Dimanche Napalm : un poignant éloge du silence

Avec sa pièce Dimanche Napalm, présentée au Centre du Théâtre d’Aujourd’hui, Sébastien David montre avec brio toutes les nuances d’une communication sans voix. Avec ses personnages en quête de vérité et sa mise en scène subtile, mais percutante, il réussit le dur pari de faire crier un premier rôle muet au théâtre.

Nous sommes en 2012, le printemps érable est terminé, les casseroles sont bien rangées dans la cuisine et leur bruit n’est plus qu’un souvenir. Dans sa chambre, le Fils, seul, écoute et regarde. Derrière lui, une grande fenêtre brisée. Pas un sourire, pas un son. Dimanche silence.

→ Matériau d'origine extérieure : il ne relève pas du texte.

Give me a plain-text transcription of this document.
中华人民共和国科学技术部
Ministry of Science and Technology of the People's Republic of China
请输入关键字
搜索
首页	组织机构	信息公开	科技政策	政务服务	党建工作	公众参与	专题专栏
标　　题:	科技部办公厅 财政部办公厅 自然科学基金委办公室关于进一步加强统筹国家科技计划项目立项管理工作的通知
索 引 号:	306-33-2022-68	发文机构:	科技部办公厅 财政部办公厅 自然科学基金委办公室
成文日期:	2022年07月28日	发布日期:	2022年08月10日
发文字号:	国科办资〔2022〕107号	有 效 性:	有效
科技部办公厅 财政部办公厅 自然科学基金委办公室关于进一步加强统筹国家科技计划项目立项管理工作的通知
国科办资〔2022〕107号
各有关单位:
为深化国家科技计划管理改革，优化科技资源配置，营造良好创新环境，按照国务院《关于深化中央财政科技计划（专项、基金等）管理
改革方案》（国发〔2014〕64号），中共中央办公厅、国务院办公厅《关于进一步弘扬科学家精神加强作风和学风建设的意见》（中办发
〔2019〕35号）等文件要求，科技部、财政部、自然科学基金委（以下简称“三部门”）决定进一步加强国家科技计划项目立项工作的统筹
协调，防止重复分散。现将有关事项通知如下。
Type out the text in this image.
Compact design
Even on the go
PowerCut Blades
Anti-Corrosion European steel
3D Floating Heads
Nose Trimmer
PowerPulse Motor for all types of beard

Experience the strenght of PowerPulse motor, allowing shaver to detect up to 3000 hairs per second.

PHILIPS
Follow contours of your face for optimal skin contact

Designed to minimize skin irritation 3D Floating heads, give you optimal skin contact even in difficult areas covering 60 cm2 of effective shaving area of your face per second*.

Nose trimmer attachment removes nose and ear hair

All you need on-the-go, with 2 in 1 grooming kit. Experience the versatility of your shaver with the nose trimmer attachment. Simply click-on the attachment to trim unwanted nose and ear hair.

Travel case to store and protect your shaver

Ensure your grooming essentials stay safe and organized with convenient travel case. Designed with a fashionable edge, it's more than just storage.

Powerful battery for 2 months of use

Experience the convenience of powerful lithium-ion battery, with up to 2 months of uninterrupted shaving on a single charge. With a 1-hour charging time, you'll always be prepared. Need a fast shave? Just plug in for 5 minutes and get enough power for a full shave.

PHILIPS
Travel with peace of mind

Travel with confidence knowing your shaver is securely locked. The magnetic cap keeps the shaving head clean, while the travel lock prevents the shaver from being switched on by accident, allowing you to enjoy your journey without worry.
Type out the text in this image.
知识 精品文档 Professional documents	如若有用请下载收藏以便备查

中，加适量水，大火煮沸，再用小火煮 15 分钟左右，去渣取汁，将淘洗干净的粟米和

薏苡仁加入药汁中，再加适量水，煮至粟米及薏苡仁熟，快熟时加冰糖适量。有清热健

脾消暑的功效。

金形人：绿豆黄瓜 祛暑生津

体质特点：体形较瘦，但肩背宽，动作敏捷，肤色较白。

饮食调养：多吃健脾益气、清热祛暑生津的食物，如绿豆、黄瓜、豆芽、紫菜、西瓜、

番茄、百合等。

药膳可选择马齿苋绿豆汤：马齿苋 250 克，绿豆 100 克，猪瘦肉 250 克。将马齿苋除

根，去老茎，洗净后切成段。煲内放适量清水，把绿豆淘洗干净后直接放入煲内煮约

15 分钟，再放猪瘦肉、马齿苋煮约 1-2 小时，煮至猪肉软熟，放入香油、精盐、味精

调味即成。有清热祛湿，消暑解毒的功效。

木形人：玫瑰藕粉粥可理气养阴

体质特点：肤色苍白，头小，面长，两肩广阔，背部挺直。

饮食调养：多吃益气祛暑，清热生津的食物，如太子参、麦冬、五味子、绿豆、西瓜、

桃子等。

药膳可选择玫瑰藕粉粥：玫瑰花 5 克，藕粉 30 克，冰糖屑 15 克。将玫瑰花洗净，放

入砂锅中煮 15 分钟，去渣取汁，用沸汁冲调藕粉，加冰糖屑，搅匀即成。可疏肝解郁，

La pièce débute à 20 h. L’expérience commence dès qu’on gagne son siège. L’éclairage est tamisé. On pénètre dans un autre univers. Des haut-parleurs invisibles diffusent de basses fréquences, il fait noir, l’ambiance est lourde. Sur la scène, un garçon qui contemple le vide, immobile dans son fauteuil roulant.

C’est la discipline exceptionnelle et le talent d’Alex Bergeron qui donnent à la pièce de Sébastien David toute ses nuances et sa beauté. L’effet poignant et profond du mutisme de ce personnage rend impossible quelque dérive que ce soit. L’acteur y parvient de façon brillante ; son silence envoûtant transporte le spectateur et lui permet de se demander : « et moi, qu’est-ce que j’aurais dit ? »

Autour de lui gravite sa famille qui tente futilement d’interrompre son silence. Les comédiens n’échangeront jamais entre eux ; un peu à l’image de la famille nucléaire moderne, les membres de cette famille 2.0 n’arrivent pas à se parler.

Chaque personnage devient un archétype auquel n’importe qui peut s’identifier. On a l’impression de faire partie de la pièce, mais de façon individuelle. On retrouve le Père maladroit (Henri Chassé), qui désire renouer avec son fils ; la Mère inquiète, au bout du rouleau, qui chérit son enfant de l’amour le plus profond ; la Sœur (Geneviève Schmidt) désespérée, seule et meurtrie qui ne comprend point le monde qui l’entoure ; l’Ex-copine (Cynthia Wu Maheux) qui revient en rampant et s’impose parmi les souvenirs. Finalement, la Grand-mère (Louison Danis) oubliée de tous, qui semble être le miroir de la solitude du Fils.

Avec un texte réglé au quart de tour, le jeune metteur en scène réussit à faire pleurer, à faire rire et à terrifier le public en l’espace d’une réplique. L’ultime monologue de la Mère, interprétée par Sylvie Léonard, est un excellent exemple de la puissance du texte.

Les personnages échangent avec le Fils monologue après monologue. Bien qu’ils s’adressent à un muet, l’ambiance, la mise en scène et le jeu parfait d’Alex Bergeron donnent l’impression d’une conversation à deux voix.

Il parvient à communiquer ses émotions à travers son non verbal plutôt que la parole, un défi difficile qu’il a habilement surmonté. Une pièce à voir, mais plus particulièrement à entendre. Parfois, le silence ne doit pas avoir de fin.